A ella no le gustó aquel comentario, ya que él parecía demostrar que era capaz de leerle el pensamiento. Aquella idea le resultaba muy perturbadora. Decidida a acabar con aquella conversación lo antes posible, cruzó la habitación tan deprisa que no se dio cuenta de que había algo en el suelo. Elizabeth tropezó y perdió el equilibrio.
–¡Cuidado! –exclamó James, mientras la tomaba entre sus brazos.
Él se acercó a ella para ayudarla a recuperar el equilibrio. Elizabeth sintió que un escalofrío le recorría por todo el cuerpo. Pareció que se le cortaba la respiración, cuando le miró al rostro vio una mezcla de preocupación y atracción que la dejó perpleja. Nunca había esperado verse en aquella situación y no sabía cómo reaccionar.
Él la soltó casi inmediatamente y se inclinó para tomar el objeto con el que ella había tropezado. Resultó ser un bloque de Lego, por lo que él lo colocó en el cajón de los juguetes para los niños. Cuando volvió a mirarla, no había más que pura diversión en su rostro.
–Justo lo que necesitas al cabo de un día tan duro. ¡Un esguince de tobillo!
–Estoy bien, de veras –respondió ella, con más tensión en la voz de lo que hubiera deseado. Elizabeth se aclaró la garganta e intentó convencerse de que aquella expresión que había visto en el rostro de él había sido producto de la luz–. Bueno, es mejor que me vaya a casa. La señora Lewis se estará preguntando dónde me he metido.
–Es tu ama de llaves, ¿verdad? –dijo él, siguiéndola por el pasillo, esperando mientras ella echaba el cerrojo a la puerta.
–Eso es. Lleva años con nosotros, de hecho, desde que mi madre murió. No sé cómo mi padre se las habría arreglado con Jane y conmigo si no hubiese tenido a la señora Lewis para que le ayudara. Ella prácticamente nos crió.
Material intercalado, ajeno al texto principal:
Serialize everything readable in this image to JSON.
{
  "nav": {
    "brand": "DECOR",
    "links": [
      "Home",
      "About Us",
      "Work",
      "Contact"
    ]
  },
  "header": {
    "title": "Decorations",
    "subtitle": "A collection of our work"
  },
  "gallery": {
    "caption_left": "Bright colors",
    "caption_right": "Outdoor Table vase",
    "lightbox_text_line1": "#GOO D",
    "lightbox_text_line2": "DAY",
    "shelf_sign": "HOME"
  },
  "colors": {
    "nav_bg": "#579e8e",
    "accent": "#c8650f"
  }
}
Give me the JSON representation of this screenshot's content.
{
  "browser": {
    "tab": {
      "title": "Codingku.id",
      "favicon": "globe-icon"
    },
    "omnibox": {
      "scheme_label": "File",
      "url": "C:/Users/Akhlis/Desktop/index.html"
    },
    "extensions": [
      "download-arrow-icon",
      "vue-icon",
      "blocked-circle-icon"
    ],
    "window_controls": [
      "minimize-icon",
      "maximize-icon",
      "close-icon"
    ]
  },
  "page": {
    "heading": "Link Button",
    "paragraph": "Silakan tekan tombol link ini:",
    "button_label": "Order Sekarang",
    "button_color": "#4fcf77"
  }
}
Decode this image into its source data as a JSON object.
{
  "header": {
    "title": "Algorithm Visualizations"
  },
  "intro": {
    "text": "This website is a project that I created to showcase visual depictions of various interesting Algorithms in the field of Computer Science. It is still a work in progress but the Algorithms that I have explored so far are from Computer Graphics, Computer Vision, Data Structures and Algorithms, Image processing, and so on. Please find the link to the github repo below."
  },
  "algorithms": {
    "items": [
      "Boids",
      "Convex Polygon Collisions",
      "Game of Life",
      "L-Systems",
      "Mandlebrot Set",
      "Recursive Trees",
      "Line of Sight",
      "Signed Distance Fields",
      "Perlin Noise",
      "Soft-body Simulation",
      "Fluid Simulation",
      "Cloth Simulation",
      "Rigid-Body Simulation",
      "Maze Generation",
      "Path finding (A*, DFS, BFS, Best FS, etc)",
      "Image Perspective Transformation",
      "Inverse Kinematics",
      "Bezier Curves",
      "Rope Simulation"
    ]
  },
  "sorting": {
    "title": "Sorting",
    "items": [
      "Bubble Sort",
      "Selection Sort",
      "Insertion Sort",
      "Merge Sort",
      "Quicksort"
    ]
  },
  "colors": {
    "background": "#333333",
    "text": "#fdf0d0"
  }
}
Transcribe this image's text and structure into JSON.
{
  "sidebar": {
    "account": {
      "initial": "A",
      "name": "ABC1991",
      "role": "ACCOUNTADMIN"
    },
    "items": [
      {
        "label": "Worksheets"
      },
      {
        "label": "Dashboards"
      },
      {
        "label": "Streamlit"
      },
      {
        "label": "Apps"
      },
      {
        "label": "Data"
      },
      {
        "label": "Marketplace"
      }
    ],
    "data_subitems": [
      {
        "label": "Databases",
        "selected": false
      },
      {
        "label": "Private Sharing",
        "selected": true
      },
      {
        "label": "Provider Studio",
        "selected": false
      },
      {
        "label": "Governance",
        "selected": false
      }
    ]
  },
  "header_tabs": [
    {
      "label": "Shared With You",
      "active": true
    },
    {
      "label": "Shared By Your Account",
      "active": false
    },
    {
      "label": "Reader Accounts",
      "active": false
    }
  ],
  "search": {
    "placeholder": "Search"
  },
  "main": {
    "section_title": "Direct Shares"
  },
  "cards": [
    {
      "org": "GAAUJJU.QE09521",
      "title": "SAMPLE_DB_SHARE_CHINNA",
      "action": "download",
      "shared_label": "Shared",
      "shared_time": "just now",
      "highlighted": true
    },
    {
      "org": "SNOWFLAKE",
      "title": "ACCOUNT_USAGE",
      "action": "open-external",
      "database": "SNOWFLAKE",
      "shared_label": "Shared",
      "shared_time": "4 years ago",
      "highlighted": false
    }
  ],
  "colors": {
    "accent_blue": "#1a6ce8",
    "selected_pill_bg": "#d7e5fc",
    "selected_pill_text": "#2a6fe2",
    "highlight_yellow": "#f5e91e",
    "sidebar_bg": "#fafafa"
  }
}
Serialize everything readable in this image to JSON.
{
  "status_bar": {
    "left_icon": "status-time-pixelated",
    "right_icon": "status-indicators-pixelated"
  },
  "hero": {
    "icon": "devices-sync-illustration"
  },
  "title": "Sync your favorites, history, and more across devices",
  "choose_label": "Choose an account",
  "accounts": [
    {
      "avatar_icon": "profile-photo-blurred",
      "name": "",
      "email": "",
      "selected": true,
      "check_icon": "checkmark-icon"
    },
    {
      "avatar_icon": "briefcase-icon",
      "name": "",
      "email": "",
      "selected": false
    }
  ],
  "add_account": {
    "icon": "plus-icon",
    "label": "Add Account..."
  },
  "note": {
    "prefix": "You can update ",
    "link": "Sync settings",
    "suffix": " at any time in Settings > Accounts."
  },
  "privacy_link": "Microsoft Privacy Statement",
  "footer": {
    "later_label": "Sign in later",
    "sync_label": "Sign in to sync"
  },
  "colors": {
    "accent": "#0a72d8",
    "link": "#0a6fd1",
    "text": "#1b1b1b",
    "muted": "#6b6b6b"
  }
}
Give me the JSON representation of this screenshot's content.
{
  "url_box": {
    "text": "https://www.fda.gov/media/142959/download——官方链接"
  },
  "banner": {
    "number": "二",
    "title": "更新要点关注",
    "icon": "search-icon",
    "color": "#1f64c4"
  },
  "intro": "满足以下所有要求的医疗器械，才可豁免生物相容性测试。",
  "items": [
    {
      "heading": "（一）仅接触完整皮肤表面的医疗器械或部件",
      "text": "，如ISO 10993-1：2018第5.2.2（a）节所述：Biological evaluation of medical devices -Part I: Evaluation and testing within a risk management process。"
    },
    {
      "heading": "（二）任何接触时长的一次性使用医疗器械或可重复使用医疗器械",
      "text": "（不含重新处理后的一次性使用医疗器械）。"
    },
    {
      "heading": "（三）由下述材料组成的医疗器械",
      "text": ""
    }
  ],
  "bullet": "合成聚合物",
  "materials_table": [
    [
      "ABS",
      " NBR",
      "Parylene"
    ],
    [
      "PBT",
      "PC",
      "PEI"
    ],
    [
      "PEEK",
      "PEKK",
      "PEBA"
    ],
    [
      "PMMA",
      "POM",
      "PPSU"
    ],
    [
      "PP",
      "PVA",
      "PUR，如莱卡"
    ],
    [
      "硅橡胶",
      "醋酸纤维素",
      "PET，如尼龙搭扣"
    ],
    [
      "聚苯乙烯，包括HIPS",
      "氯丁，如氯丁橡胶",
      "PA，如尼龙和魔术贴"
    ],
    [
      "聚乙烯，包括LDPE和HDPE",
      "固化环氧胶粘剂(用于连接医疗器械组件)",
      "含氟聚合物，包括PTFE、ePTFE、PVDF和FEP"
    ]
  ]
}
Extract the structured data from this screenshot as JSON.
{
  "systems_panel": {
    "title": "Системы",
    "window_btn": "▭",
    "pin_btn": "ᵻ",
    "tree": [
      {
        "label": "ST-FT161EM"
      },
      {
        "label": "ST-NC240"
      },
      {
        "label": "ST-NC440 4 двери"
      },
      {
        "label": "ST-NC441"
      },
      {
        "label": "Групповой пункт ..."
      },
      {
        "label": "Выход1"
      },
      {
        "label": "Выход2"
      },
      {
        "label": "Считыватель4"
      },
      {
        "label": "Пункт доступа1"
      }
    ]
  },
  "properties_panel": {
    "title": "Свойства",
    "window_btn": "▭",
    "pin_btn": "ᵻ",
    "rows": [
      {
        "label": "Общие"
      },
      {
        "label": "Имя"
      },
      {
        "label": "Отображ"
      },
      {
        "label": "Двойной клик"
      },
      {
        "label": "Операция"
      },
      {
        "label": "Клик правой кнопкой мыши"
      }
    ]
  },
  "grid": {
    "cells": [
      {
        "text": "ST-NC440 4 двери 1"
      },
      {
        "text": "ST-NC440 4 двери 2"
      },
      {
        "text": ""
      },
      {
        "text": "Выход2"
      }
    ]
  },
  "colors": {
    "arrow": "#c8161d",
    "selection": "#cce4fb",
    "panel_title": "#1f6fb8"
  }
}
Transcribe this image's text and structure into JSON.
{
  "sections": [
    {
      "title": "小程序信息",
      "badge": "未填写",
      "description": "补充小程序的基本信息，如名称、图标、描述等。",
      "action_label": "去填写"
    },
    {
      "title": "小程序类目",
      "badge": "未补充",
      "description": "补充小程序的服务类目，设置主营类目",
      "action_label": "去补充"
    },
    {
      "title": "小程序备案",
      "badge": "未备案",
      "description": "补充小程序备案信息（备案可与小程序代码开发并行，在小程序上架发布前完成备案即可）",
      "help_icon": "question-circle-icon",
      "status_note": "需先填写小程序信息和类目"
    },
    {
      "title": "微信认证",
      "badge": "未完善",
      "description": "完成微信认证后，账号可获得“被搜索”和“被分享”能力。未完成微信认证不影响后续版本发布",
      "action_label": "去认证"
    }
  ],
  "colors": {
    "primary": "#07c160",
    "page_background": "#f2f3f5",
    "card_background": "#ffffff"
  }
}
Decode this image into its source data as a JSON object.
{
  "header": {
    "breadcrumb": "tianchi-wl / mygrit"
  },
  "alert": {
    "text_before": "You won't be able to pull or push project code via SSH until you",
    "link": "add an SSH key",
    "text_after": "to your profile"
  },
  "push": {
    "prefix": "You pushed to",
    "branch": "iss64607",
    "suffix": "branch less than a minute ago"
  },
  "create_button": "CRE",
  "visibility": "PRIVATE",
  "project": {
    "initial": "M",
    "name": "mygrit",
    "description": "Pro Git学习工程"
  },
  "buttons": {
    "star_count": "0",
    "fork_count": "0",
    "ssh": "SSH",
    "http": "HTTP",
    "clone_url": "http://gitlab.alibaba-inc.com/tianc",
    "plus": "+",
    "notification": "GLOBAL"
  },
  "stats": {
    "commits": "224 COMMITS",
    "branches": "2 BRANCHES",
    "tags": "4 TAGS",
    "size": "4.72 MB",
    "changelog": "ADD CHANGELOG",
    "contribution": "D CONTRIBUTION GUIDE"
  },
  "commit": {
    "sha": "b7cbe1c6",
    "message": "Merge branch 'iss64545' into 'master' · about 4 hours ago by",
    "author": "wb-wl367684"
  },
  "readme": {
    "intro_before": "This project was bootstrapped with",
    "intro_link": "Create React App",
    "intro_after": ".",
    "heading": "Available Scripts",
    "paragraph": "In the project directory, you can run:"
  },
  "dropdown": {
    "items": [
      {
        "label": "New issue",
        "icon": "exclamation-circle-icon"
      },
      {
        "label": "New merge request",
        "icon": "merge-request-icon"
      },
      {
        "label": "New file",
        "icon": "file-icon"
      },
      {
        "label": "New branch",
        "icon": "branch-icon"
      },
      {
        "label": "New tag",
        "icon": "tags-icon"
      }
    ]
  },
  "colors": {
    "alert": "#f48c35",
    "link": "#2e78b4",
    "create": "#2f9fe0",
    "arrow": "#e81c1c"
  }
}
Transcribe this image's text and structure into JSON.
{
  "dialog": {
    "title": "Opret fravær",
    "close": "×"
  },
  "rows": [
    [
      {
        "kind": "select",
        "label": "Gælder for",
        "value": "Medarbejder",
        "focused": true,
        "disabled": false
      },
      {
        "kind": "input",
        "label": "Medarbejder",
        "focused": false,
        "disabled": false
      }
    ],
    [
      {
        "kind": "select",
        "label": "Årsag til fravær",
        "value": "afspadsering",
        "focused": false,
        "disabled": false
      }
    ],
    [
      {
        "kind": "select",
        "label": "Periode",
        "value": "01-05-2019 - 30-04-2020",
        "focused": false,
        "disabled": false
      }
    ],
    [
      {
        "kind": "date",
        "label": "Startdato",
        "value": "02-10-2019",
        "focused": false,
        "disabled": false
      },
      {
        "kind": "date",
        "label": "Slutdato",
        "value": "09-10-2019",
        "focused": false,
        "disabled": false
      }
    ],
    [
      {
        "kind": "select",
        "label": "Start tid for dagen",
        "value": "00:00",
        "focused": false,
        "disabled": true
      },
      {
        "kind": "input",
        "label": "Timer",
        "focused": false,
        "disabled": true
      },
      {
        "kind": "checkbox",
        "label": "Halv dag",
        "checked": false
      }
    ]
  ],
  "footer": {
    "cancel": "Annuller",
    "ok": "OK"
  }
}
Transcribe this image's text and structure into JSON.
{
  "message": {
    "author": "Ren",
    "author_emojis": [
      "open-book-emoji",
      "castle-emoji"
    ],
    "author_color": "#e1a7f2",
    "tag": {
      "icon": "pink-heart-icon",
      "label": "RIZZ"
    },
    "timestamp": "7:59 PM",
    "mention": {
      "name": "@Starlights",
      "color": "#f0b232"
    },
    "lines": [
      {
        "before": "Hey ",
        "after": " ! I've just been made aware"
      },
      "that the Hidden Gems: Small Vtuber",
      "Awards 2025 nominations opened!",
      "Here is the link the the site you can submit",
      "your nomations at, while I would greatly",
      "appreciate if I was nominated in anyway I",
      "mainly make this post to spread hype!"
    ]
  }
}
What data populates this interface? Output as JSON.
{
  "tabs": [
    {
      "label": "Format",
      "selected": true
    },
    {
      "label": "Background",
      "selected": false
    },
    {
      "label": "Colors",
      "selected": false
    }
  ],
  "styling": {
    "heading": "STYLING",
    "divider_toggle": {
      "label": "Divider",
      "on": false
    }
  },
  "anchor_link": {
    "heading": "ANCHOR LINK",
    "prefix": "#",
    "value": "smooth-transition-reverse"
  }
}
–¿Jane? –preguntó James, apoyándose contra la pared con mucho interés. Elizabeth sintió que aquella noche, aquel cerrojo le estaba costando más que de costumbre–. Déjame que te ayude.
Ella dio un paso atrás, sintiendo aquel escalofrío de nuevo al sentir de nuevo el contacto de sus manos. Él corrió el cerrojo y luego se volvió a mirarla, preguntándose qué le pasaba y el por qué de aquel extraño comportamiento.
–Jane es mi hermana. Es tres años mayor que yo. Vive en Australia, a las afueras de Perth, con su marido y sus tres hijos –respondió ella, incapaz de parar el flujo de palabras–. Mi padre se ha ido a pasar tres meses con ella mientras se recupera del ataque al corazón que sufrió justo antes de Navidad.
–Sí, ya lo sabía. Varios de los pacientes que he atendido hoy estaban deseando hablarme del doctor Charles Allen. ¡Creo que se estaban asegurando de que yo sabía que me va a resultar muy difícil llegar a su nivel!
–Mi padre es muy querido por las personas de Yewdale –rió ella, sintiéndose de nuevo segura–. Dudo que nadie logre nunca superarle en el afecto que le tiene la gente.
–Yo no estaría tan seguro de eso. Por los comentarios que he oído hoy, la mayoría de las personas de este pueblo te tienen a ti en mucha estima.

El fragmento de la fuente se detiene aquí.